Margari a des choses à faire, alors elle va faire un tour dans sa cuisine. Moi je bois un café. Avec la bière et le sandwich, ça fait trois euros quatre-vingts. Je continue de lire le journal : il y a un article sur des gens qui confondent Lorka en Navarre et Lorca dans la province de Murcie. Il y en aurait plusieurs dizaines chaque année, des touristes qui réservent des hôtels, se donnent rendez-vous, et se retrouvent à huit cents kilomètres de l’endroit où ils croyaient aller.

Les clients qui viennent à l’Ostatua : des gens du village, qui parlent en basque, saluent Margari, et moi. Trois gamins viennent acheter des chips et du chocolat, parce que Margari a aussi quelques produits à vendre : ils transportent des raquettes, un ballon, et je me demande bien comment c’est, d’être un gamin de la campagne, de la montagne - je me souviens de mon ami qui me disait, l’air de ne pas rigoler : « Vous, vous avez un rapport romantique avec la montagne, vous ne pouvez pas comprendre. Moi c’est différent : moi, j’y vis. » Nous, on éclatait de rire parce qu’on pensait à ses histoires de types qui cachaient des boîtes de pâté sous les rochers pour les retrouver la prochaine fois qu’ils passeraient par là. Mais bon : finalement, il avait raison. Et je me disais aussi (en fait je me le dis maintenant, en l’écri­vant, parce que sur la terrasse battue par le vent frais avec ma deuxième bière je ne pensais pas beaucoup), je me disais qu’un étrange peuple vivait là, frontalier qui fait semblant de ne pas croire à la frontière, alors qu’il suffit de passer d’Irun à Hendaye, de traverser la petite Bidassoa, pour passer de ce vieux pays gothique où l’on déjeune à quatre heures et dîne à vingt-deux, où des mamies en blouse discutent sur des bancs, où l’on crache les noyaux d’olive sur le sol des bars déjà jonché de petites serviettes grasses en regardant des matches de foot, où des gamins à la nuque longue jouent au ballon comme des déments, à un pays propret, aux maisons réglementairement blanches­-rouges-vertes, aux menus à quinze euros et aux rues désertées.
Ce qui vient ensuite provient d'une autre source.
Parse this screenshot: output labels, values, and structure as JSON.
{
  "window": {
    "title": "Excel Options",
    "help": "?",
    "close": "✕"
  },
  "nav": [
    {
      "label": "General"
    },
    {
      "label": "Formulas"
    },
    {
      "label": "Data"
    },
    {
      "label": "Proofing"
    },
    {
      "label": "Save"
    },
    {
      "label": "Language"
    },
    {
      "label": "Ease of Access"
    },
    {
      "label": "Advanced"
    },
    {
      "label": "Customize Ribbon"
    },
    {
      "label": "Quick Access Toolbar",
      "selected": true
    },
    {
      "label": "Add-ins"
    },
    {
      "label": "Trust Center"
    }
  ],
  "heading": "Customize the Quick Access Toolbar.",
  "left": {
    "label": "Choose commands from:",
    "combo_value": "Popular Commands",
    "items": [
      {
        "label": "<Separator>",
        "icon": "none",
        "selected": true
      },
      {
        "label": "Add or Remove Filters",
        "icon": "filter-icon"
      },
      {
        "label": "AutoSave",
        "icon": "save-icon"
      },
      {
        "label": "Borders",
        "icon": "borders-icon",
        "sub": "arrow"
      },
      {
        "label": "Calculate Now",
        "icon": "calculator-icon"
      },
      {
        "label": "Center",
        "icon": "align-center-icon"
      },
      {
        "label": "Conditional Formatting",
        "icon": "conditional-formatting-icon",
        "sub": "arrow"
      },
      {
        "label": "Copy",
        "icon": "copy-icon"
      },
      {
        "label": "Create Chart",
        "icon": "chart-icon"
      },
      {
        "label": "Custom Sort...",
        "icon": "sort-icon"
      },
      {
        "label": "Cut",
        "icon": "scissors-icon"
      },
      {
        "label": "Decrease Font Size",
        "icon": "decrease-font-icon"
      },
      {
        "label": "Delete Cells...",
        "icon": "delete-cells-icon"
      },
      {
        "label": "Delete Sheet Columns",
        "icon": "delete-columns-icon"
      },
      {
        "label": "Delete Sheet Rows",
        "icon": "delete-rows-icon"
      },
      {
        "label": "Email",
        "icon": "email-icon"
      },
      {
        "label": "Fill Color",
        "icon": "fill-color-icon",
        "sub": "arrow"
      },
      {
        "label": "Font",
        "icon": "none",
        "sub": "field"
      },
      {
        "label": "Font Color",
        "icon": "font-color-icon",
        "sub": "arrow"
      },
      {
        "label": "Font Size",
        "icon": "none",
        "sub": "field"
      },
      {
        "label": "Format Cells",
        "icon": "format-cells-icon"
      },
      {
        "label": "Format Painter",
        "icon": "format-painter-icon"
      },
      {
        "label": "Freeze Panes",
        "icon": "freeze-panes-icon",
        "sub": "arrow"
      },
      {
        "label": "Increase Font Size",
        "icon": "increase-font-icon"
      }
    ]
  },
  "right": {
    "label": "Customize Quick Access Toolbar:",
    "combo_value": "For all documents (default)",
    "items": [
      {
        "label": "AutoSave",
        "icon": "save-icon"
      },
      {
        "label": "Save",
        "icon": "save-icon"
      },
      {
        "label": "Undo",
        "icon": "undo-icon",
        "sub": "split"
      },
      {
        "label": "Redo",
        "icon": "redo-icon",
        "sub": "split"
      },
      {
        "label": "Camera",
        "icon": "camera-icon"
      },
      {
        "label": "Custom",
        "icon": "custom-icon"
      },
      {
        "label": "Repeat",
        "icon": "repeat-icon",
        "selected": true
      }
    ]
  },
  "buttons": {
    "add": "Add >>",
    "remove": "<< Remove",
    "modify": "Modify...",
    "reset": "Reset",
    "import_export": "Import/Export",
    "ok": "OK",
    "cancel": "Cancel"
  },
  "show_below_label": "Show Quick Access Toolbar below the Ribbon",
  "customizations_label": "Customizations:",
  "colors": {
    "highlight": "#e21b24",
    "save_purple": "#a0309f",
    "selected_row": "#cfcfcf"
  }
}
Si bien que pour choisir un bar, j’avais visé la langue, en en cherchant un où l’on parlerait basque, assurance, du côté nord, qu’au moins j’y entendrais de nouvelles chansons. Et puis j’étais monté à Zugarramurdi.

Quand je repars, il fait vraiment froid. Deux clients arrivent : ils sont en T-shirt. Un gros et un barbu. On se salue - eux me disent « bonjour » en français (parce que c’est écrit sur ma tête, que je ne peux pas être d’ici, et si je ne suis pas d’ici, c’est que je suis du nord), puis reprennent en basque. Leur chien les attend sur la terrasse. En quittant le village pour redescendre, je vois les trois gamins qui jouent, sur le parking presque vide du grand restaurant à côté du fronton où l’on joue à la pelote, l’été, et moi je m’arrête pour prendre une photo de Larrun enneigée.